— Твой отец — министр! Да это просто смешно!

Госпожа Филипп Барбентан, жена сенатора, слегка отодвинула тарелку. При этом движении фруктовый ножик, который она держала в иссохшей руке, стукнулся о стакан с минеральной водой: затем она повернулась к гостю, давая понять мимикой своему сыну, Эдмону, как трудно говорить на подобные темы при посторонних; проделав весь этот сложный ритуал, она обратилась к невестке, сидевшей по правую руку от нее, и продолжала развивать свою мысль с непоследовательностью и страстью, вскормленными тридцатью годами супружеской жизни и застарелой ненавистью:

— Слава богу, у нашего сенатора нет ни малейших шансов войти в правительство! Только этого нам еще недоставало! Он достаточно обездолил собственную семью, нечего еще приносить зло своей стране!

— Ты преувеличиваешь, мама, — сказал Эдмон, подмигивая Лертилуа. — Во-первых, папа после войны умерил свои притязания. Он сблизился с Пуанкаре…

— Да… подумать только! В начале нынешнего года Бриан выгнал его… А теперь он рассчитывает на Пуанкаре… Но все это его выдумки: кабинету он не нужен! Для того чтобы ему повезло, — если только тут уместно говорить о везении, — потребовалась бы хорошенькая встряска: слава богу, при нынешнем составе парламента он может ждать до второго пришествия.

Орельен с тоской смотрел на матушку Эдмона. Вначале его, правда, позабавил ее южный акцент. Красота Эстер Барбентан уже давно исчезла, хотя до сих пор в глаза бросалось сходство с сыном. После недавней операции она окончательно исхудала и в пятьдесят с небольшим казалась шестидесятилетней. Вяленая черносливина.
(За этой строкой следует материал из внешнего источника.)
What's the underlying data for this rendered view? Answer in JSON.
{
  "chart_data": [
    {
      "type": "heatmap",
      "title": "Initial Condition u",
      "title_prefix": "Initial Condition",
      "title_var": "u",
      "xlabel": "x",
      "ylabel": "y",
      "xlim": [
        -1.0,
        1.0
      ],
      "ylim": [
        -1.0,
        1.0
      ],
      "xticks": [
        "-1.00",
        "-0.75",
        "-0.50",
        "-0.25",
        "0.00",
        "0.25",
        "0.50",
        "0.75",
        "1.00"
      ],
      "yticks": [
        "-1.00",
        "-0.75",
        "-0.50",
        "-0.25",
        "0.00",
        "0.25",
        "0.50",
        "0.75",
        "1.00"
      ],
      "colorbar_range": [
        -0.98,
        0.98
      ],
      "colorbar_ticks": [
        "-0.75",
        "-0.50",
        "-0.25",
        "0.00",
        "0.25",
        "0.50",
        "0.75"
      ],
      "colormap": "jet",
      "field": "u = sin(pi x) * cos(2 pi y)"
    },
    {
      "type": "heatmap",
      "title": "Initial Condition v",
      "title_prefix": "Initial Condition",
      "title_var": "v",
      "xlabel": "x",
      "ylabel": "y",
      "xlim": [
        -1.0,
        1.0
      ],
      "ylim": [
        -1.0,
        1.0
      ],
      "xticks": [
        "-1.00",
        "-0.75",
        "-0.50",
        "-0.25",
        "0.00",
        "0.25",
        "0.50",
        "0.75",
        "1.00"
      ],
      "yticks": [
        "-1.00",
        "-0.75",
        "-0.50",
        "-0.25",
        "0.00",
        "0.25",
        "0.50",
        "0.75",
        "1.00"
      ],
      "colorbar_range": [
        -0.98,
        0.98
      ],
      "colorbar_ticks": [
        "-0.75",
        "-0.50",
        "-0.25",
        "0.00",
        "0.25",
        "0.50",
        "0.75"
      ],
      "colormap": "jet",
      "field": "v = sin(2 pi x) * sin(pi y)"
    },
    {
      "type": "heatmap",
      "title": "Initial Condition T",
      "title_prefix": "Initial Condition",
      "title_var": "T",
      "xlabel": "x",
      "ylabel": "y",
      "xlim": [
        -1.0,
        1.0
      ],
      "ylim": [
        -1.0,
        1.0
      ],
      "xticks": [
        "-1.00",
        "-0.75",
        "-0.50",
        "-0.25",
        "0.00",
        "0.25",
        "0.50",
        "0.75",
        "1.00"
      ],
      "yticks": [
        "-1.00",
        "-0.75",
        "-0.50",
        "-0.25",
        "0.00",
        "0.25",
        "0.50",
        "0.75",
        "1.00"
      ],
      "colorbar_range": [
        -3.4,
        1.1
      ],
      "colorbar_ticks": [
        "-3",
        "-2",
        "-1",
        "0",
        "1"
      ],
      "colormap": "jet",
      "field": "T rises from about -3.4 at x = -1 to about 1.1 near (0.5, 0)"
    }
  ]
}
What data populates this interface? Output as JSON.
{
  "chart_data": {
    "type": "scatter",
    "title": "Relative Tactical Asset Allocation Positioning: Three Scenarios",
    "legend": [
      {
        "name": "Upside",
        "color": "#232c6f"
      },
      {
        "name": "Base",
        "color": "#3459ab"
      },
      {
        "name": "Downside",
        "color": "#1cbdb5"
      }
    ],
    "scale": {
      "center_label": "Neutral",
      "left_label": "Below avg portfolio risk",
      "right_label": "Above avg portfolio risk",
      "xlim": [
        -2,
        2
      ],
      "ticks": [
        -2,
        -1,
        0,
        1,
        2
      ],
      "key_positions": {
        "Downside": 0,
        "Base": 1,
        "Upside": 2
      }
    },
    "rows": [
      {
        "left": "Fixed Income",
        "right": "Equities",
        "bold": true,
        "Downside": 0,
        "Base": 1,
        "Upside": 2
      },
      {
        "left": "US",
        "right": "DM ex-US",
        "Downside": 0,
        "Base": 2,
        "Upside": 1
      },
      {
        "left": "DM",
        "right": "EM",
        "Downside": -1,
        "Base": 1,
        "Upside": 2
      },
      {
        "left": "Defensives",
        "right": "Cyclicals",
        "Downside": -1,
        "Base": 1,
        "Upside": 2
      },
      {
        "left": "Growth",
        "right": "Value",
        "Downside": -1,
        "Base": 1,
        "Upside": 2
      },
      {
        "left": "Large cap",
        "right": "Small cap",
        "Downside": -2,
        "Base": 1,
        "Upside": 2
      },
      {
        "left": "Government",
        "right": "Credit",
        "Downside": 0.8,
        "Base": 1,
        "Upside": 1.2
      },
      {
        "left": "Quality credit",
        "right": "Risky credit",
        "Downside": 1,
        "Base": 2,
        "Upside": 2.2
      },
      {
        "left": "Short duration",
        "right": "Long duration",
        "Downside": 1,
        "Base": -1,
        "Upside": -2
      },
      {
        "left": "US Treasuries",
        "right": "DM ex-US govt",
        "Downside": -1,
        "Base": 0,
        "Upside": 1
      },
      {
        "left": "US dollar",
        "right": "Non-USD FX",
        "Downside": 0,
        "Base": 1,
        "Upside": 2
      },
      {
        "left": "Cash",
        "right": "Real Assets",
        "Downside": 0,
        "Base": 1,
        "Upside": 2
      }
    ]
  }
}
А впрочем, высокая, сильная женщина, и в очень черных, как вороново крыло, волосах седины не видно. Но тяжелые мешки под глубоко запавшими синими глазами, такими же синими, как у сына, целая сетка преждевременных морщин, а главное — ни следа пудры на лице, ни помады на губах, постная мина провинциалки, не снимающей траур по причине частых смертей многочисленных родственников, — все это делало ее настоящей старухой. Все ее старило, вплоть до золотого крестика на груди.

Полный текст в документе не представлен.